Good Position to Advance
The field of geriatric oncology is in a good position to advance, according to Dr. Lichtman. “ASCO plays an important role in the future of geriatric oncology, particularly as publisher of the Journal of Clinical Oncology.” Dr. Lichtman stated. Other organizations such as the International Society of Geriatric Oncology, the Cancer and Aging Group, and the Alliance also continue to make valuable contributions.
“We’ve come a long way,” in geriatric oncology, Dr. Lichtman concluded. Older patients constitute “the largest group of cancer survivors because of all we are doing.” ■
Disclosure: Dr. Lichtman reported no potential conflicts of interest.
1. Yancik R, Carbone PP, Patterson WB, et al (eds): Perspectives on Prevention and Treatment of Cancer in the Elderly, Aging, vol 24. New York, Raven Press, 1983.

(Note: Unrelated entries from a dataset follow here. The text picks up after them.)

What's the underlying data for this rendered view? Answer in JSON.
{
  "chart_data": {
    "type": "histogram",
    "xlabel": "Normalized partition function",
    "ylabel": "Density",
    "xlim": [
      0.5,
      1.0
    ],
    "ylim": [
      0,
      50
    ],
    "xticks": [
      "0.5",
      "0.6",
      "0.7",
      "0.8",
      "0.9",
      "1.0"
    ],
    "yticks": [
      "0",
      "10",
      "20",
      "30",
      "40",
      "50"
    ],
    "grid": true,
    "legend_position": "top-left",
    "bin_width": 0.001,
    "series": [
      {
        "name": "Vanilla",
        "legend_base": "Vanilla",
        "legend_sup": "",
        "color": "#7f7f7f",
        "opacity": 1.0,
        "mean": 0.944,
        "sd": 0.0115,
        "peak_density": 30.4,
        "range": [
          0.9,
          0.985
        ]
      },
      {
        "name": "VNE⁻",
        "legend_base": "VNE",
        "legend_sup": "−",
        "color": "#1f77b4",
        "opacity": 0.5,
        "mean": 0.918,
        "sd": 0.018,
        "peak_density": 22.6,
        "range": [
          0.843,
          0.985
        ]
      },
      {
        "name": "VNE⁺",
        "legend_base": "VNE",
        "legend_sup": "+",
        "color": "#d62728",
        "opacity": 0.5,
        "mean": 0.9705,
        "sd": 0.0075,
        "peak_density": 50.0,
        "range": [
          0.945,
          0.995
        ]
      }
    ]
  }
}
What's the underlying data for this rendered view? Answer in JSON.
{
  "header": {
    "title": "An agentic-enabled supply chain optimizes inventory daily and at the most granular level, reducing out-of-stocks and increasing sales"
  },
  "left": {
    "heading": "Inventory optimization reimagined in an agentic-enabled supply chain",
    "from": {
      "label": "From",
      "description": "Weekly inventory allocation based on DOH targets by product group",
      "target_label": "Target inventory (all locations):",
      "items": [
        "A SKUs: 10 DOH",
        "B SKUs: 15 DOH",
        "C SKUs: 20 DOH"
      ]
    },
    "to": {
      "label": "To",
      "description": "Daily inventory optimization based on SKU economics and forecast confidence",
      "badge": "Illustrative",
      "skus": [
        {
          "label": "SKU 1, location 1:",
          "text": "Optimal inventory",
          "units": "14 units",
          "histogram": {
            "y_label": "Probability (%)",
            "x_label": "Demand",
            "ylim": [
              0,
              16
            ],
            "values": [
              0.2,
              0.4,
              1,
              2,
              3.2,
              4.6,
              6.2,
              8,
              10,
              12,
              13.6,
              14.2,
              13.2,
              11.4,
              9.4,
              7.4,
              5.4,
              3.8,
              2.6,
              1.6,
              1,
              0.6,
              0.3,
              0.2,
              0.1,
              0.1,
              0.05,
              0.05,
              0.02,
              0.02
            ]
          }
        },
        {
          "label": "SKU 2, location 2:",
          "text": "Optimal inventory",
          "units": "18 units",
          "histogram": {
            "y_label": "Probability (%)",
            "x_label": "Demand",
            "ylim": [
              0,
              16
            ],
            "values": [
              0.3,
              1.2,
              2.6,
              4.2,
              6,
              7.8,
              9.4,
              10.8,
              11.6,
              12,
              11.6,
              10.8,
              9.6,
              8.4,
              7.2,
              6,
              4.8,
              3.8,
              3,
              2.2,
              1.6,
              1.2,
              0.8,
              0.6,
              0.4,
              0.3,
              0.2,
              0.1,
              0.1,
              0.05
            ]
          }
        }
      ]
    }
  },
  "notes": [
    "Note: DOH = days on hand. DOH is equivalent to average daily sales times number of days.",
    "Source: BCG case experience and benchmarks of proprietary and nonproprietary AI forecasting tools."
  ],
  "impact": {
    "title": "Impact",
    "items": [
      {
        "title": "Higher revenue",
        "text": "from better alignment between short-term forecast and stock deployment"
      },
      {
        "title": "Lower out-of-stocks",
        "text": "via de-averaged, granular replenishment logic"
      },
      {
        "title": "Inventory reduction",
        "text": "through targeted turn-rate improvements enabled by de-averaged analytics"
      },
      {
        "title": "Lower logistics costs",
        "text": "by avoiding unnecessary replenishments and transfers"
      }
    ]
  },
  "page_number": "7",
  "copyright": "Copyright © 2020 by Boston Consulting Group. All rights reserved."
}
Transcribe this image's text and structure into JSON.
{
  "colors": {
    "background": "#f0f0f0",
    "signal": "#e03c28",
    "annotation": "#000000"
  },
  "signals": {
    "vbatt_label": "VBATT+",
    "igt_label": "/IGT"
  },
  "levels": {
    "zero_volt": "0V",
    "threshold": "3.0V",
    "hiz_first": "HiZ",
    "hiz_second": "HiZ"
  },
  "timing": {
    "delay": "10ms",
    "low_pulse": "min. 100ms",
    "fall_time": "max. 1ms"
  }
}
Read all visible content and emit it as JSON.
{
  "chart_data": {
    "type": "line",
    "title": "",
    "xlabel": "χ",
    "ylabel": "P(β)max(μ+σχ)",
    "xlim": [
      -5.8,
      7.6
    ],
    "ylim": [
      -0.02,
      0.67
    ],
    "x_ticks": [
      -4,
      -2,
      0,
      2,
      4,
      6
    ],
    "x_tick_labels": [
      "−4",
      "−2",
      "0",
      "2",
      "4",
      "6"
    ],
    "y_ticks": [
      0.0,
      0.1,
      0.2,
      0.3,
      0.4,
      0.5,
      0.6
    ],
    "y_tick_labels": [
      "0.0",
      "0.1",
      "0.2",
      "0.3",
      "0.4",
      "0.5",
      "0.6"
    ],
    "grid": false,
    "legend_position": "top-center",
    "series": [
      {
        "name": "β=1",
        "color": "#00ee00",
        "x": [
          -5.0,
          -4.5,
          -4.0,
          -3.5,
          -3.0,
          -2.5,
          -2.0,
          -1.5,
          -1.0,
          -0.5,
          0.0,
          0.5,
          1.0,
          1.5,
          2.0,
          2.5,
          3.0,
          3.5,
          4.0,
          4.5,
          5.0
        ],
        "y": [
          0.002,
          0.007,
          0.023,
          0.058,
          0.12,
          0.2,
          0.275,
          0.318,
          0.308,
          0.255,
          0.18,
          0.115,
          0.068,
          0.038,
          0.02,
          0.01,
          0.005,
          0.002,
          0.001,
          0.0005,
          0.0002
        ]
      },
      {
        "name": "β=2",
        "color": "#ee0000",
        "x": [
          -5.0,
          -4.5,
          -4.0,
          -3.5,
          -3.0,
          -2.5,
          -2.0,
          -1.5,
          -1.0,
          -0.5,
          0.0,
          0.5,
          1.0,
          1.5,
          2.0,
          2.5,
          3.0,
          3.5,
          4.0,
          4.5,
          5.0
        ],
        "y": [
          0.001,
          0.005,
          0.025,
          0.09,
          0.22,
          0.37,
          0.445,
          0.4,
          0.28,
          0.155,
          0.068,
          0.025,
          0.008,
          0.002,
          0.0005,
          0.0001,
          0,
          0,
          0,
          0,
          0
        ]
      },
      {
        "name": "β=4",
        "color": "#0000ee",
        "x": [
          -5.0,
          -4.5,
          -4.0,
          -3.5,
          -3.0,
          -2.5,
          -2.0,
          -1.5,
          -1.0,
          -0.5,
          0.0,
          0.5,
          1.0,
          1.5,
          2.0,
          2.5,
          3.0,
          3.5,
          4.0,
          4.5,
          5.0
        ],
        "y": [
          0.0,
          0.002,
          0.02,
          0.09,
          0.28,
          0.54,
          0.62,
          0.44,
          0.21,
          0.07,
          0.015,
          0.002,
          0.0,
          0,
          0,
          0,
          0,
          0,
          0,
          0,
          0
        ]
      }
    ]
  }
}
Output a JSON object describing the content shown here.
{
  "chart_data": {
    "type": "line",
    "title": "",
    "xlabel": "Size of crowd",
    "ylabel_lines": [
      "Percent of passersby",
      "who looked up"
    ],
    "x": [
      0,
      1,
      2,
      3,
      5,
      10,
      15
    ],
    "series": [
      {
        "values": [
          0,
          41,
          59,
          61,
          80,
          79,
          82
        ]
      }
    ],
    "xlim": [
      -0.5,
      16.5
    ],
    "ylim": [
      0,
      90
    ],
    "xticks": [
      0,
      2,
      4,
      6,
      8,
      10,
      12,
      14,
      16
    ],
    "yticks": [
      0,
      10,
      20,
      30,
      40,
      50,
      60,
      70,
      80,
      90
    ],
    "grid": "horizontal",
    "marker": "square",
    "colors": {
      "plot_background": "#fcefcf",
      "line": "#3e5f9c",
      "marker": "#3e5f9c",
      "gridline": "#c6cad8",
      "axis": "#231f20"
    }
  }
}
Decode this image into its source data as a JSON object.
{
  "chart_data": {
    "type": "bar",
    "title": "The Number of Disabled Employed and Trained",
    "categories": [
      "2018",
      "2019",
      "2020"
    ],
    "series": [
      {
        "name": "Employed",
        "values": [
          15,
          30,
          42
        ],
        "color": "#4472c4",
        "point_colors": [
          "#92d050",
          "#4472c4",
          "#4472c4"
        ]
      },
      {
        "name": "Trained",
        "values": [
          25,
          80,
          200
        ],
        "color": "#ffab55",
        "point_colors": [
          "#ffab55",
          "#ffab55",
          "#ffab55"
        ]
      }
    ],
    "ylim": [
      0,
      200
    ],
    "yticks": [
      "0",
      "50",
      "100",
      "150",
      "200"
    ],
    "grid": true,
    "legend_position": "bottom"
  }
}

2. Lichtman SM, Budman: Adjuvant therapy for node-negative breast cancer (correspondence). N Engl J Med 321:469-473, 1989.
3. Lichtman SM: Geriatric oncology: cervical cancer screening in elderly women. NY State J Med 91:147-149, 1991.
4. Muss HB, Berry DA, Cirrincione CT, et al: Adjuvant chemotherapy in older women with early-stage breast cancer. N Engl J Med 360: 2055-2065, 2009.
5. Hurria A, Togawa K, Mohile SG, et al: Predicting chemotherapy toxicity in older adults with cancer: A prospective multicenter study. J Clin Oncol 29:3457-3465, 2011.